The decision underscores the need for employers to have a clear drug and alcohol use policy as part of their overall safety regime. This case will also clearly support enforceability of drug and alcohol policies that prohibit attending under the influence at work (under penalty of termination) in circumstances of casual or recreational drug or alcohol use. This is an important issue with legalized recreational marijuana on the horizon.

The Supreme Court’s decision in Elk Valley has also likely expanded an employer’s ability (particularly in a safety-sensitive job or environment) to enforce a drug and alcohol use policy in circumstances where the employee may in fact have an addiction, but is still mentally capable, at times, to understand the nature of the policy and his/her obligations to abide by the policy (i.e. to understand that he/she should not take drugs or drink alcohol at or prior to attending at work or, at a minimum, to disclose such use) before an incident occurs.

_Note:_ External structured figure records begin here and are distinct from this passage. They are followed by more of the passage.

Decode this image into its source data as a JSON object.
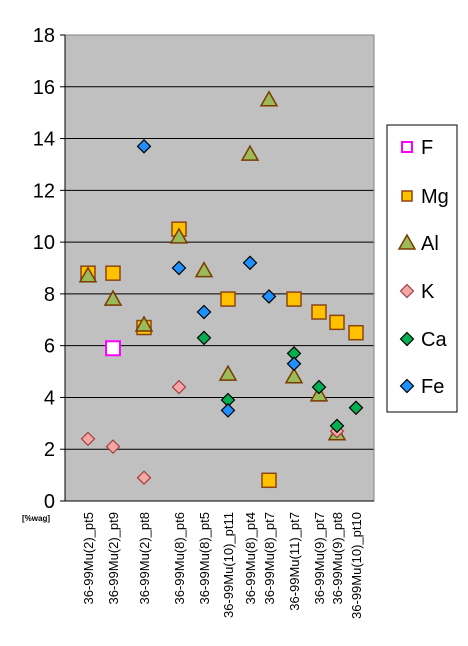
{
  "chart_data": {
    "type": "scatter",
    "title": "",
    "xlabel": "",
    "ylabel": "",
    "unit_label": "[%wag]",
    "ylim": [
      0,
      18
    ],
    "yticks": [
      0,
      2,
      4,
      6,
      8,
      10,
      12,
      14,
      16,
      18
    ],
    "grid": true,
    "legend_position": "right",
    "categories": [
      "36-99Mu(2)_pt5",
      "36-99Mu(2)_pt9",
      "36-99Mu(2)_pt8",
      "36-99Mu(8)_pt6",
      "36-99Mu(8)_pt5",
      "36-99Mu(10)_pt11",
      "36-99Mu(8)_pt4",
      "36-99Mu(8)_pt7",
      "36-99Mu(11)_pt7",
      "36-99Mu(9)_pt7",
      "36-99Mu(9)_pt8",
      "36-99Mu(10)_pt10"
    ],
    "series": [
      {
        "name": "F",
        "marker": "square-open",
        "color": "#ff00ff",
        "values": [
          null,
          5.9,
          null,
          null,
          null,
          null,
          null,
          null,
          null,
          null,
          null,
          null
        ]
      },
      {
        "name": "Mg",
        "marker": "square",
        "color": "#ffc000",
        "values": [
          8.8,
          8.8,
          6.7,
          10.5,
          null,
          7.8,
          null,
          0.8,
          7.8,
          7.3,
          6.9,
          6.5
        ]
      },
      {
        "name": "Al",
        "marker": "triangle",
        "color": "#9bbb59",
        "values": [
          8.7,
          7.8,
          6.8,
          10.2,
          8.9,
          4.9,
          13.4,
          15.5,
          4.8,
          4.1,
          2.6,
          null
        ]
      },
      {
        "name": "K",
        "marker": "diamond",
        "color": "#f4a6a6",
        "values": [
          2.4,
          2.1,
          0.9,
          4.4,
          null,
          null,
          null,
          null,
          null,
          null,
          2.7,
          null
        ]
      },
      {
        "name": "Ca",
        "marker": "diamond",
        "color": "#00b050",
        "values": [
          null,
          null,
          null,
          null,
          6.3,
          3.9,
          null,
          null,
          5.7,
          4.4,
          2.9,
          3.6
        ]
      },
      {
        "name": "Fe",
        "marker": "diamond",
        "color": "#1e90ff",
        "values": [
          null,
          null,
          13.7,
          9.0,
          7.3,
          3.5,
          9.2,
          7.9,
          5.3,
          null,
          null,
          null
        ]
      }
    ]
  }
}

While there will still be circumstances where an employee’s addiction diminishes his/her ability to comply with the terms of such a policy, such that an immediate termination of employment would likely constitute impermissible discrimination on the basis of a disability, some onus has clearly shifted to the employee. Even in these cases, the employer may still be able to terminate the relationship on the basis of undue hardship.

Employers, particularly those whose workplaces involve safety sensitive operations (or jobs), should review their drug and alcohol use policies as maintaining their enforceability will be a key tool of their overall safety protocol. The policies should:

  • Include a clear and express statement that the policy promotes safety and deters unsafe behaviour;
  • Encourage employees to disclose substance abuse issues, without fear of reprisal or discipline, including in situations where employees may be using illicit drugs, but may not consider themselves to be addicted;
  • Provide for a process for employees to ask and obtain treatment; and
  • Provide for a procedure for appropriate accommodation, follow-up and return to work.

All employees should be regularly trained on the policy and all employees should be made to acknowledge receipt of the policy and training.